Pretendemos fazer estas transformações no futuro em algumas margarinas, produtos de panificação, gelados, entre outros.

"Esperamos, nos próximos dois ou três anos, ter uma aplicação muito concreta destes óleo-géis em alimentos"

E quais os compostos saudáveis a integrar nestes alimentos?

Tentamos utilizar óleos ditos saudáveis, como os provenientes do milho ou de oliva (azeite). Neste momento, em investigação, usamos óleos da indústria farmacêutica por serem considerados mais saudáveis.
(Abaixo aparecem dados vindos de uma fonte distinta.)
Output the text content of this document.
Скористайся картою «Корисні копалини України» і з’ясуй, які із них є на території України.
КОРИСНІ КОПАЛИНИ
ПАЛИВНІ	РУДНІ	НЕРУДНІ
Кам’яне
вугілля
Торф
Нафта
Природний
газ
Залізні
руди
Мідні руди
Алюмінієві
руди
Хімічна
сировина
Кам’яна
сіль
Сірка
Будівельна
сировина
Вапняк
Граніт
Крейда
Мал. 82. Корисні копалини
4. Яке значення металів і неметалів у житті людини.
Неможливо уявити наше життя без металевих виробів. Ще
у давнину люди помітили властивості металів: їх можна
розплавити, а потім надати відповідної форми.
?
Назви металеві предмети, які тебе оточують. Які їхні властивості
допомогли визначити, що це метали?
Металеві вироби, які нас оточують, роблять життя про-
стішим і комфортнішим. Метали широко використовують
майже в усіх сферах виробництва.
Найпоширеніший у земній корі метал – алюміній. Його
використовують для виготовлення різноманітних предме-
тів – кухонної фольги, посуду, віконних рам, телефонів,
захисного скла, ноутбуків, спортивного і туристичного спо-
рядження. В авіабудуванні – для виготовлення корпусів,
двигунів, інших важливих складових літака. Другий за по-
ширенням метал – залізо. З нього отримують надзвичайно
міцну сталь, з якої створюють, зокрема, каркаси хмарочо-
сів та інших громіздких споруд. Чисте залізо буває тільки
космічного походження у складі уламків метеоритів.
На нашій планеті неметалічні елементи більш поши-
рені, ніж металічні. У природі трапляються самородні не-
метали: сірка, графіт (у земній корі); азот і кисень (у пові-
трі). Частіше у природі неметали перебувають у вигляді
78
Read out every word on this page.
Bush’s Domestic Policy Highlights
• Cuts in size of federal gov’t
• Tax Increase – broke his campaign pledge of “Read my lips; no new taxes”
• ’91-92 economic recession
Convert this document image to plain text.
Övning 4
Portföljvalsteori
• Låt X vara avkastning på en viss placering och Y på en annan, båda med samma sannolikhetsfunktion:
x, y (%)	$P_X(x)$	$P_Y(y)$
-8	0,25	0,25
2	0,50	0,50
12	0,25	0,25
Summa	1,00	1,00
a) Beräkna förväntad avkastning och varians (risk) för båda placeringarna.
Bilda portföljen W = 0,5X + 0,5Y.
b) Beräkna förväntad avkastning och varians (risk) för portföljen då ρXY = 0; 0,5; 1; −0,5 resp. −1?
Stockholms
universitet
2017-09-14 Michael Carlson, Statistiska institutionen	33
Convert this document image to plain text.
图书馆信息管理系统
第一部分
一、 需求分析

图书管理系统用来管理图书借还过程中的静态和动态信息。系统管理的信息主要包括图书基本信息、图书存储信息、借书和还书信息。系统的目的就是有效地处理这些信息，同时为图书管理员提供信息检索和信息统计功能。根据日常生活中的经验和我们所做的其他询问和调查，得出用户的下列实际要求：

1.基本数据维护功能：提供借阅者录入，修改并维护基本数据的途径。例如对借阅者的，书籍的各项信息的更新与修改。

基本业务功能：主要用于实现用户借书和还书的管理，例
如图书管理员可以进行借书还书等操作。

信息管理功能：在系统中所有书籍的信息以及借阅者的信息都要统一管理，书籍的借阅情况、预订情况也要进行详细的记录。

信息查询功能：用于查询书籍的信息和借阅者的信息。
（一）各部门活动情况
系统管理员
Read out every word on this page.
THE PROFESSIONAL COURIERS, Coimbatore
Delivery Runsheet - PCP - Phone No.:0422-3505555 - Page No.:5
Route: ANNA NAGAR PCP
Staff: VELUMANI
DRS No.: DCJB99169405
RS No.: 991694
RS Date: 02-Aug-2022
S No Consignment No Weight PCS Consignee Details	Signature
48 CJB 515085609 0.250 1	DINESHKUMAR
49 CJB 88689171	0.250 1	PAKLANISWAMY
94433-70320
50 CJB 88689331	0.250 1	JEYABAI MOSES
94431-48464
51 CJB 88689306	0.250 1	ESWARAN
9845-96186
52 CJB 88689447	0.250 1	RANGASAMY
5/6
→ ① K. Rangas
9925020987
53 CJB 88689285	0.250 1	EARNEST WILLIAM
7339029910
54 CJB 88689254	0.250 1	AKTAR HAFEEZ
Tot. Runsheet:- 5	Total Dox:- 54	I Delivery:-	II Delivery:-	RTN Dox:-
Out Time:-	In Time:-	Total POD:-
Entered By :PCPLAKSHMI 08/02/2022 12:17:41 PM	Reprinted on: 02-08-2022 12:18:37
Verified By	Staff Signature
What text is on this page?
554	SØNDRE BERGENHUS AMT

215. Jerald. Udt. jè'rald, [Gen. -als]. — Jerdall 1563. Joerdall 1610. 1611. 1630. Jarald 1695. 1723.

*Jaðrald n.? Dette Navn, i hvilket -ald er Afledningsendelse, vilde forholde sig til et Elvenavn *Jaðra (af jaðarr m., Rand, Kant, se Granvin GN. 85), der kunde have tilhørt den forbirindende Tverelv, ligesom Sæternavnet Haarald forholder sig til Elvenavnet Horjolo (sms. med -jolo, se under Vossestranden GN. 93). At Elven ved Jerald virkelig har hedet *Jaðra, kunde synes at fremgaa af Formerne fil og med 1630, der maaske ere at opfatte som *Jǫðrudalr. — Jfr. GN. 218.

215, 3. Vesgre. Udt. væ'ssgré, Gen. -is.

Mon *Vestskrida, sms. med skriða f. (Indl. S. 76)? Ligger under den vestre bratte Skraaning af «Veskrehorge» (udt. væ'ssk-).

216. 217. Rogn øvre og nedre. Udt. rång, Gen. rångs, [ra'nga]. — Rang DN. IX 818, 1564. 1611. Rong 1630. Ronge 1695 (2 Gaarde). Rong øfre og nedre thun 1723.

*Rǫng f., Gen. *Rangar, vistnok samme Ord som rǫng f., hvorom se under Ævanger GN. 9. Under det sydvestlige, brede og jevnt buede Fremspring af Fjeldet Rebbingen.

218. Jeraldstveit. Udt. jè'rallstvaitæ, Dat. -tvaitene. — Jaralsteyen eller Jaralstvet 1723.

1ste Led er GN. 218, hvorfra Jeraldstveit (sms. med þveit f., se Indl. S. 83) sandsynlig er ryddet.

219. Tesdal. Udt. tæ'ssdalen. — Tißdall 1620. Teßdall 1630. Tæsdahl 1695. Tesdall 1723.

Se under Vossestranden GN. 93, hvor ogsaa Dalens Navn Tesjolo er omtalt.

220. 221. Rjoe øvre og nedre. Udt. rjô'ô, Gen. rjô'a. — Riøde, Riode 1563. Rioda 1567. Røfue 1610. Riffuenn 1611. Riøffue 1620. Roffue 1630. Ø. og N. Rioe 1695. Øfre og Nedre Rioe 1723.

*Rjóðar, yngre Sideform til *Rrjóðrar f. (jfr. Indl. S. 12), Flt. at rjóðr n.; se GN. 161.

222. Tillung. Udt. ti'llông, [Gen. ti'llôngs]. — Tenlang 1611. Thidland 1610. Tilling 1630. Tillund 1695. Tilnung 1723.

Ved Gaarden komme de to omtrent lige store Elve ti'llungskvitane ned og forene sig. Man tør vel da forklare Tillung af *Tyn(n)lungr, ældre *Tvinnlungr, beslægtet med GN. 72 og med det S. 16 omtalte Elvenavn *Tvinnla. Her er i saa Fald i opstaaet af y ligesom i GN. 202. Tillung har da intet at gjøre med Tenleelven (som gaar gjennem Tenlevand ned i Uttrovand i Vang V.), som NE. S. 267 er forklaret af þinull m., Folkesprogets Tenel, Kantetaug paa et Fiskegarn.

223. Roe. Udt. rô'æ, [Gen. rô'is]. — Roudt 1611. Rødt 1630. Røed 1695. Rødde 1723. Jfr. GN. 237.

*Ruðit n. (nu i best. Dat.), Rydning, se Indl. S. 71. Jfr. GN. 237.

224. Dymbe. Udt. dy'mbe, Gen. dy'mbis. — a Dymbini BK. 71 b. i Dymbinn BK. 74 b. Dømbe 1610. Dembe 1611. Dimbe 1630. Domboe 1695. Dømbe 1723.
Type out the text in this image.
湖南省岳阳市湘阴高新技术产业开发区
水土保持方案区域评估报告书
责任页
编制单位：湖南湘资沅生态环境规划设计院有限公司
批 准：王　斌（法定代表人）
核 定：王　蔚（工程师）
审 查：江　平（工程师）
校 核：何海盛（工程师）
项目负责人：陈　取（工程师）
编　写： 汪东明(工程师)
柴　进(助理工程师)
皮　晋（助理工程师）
Há também uma outra potencialidade neste tipo de estruturas, além da substituição de gorduras. Trata-se da incorporação de outros compostos bioativos e funcionais, como vitaminas e antioxidantes. Para isso, fazemos uso da nanotecnologia para encapsular estas substâncias, sendo que estas nanoestruturas funcionam como "veículos". Assim, aumentamos a biodisponibilidade destes alimentos [são mais facilmente absorvidos pelo nosso organismo] e o consumidor ganha maiores benefícios em termos de saúde. 

Em que fase se encontra a sua investigação?

A primeira fase, apresentada no congresso, passou por perceber se era possível desenvolver estas estruturas, fazer a sua caracterização, entre outros aspetos.

Nestes últimos meses, fizemos uma proposta, com um aluno daqui da universidade, a uma bolsa de doutoramento na Fundação de Ciência e Tecnologia nesta área para dedicar-se a esta investigação em particular. Esperamos, assim, nos próximos dois ou três anos, poder ver uma aplicação muito concreta destes óleo-géis em alimentos.

Temos ainda alguns projetos em parceria com a Universidade Estadual de Campinas no Brasil onde continuamos este trabalho conjunto, uma vez que eles têm algumas valências que nós não temos. Em curso está também um outro projeto que consiste na criação de embalagens comestíveis e biodegradáveis para substituição das sintéticas.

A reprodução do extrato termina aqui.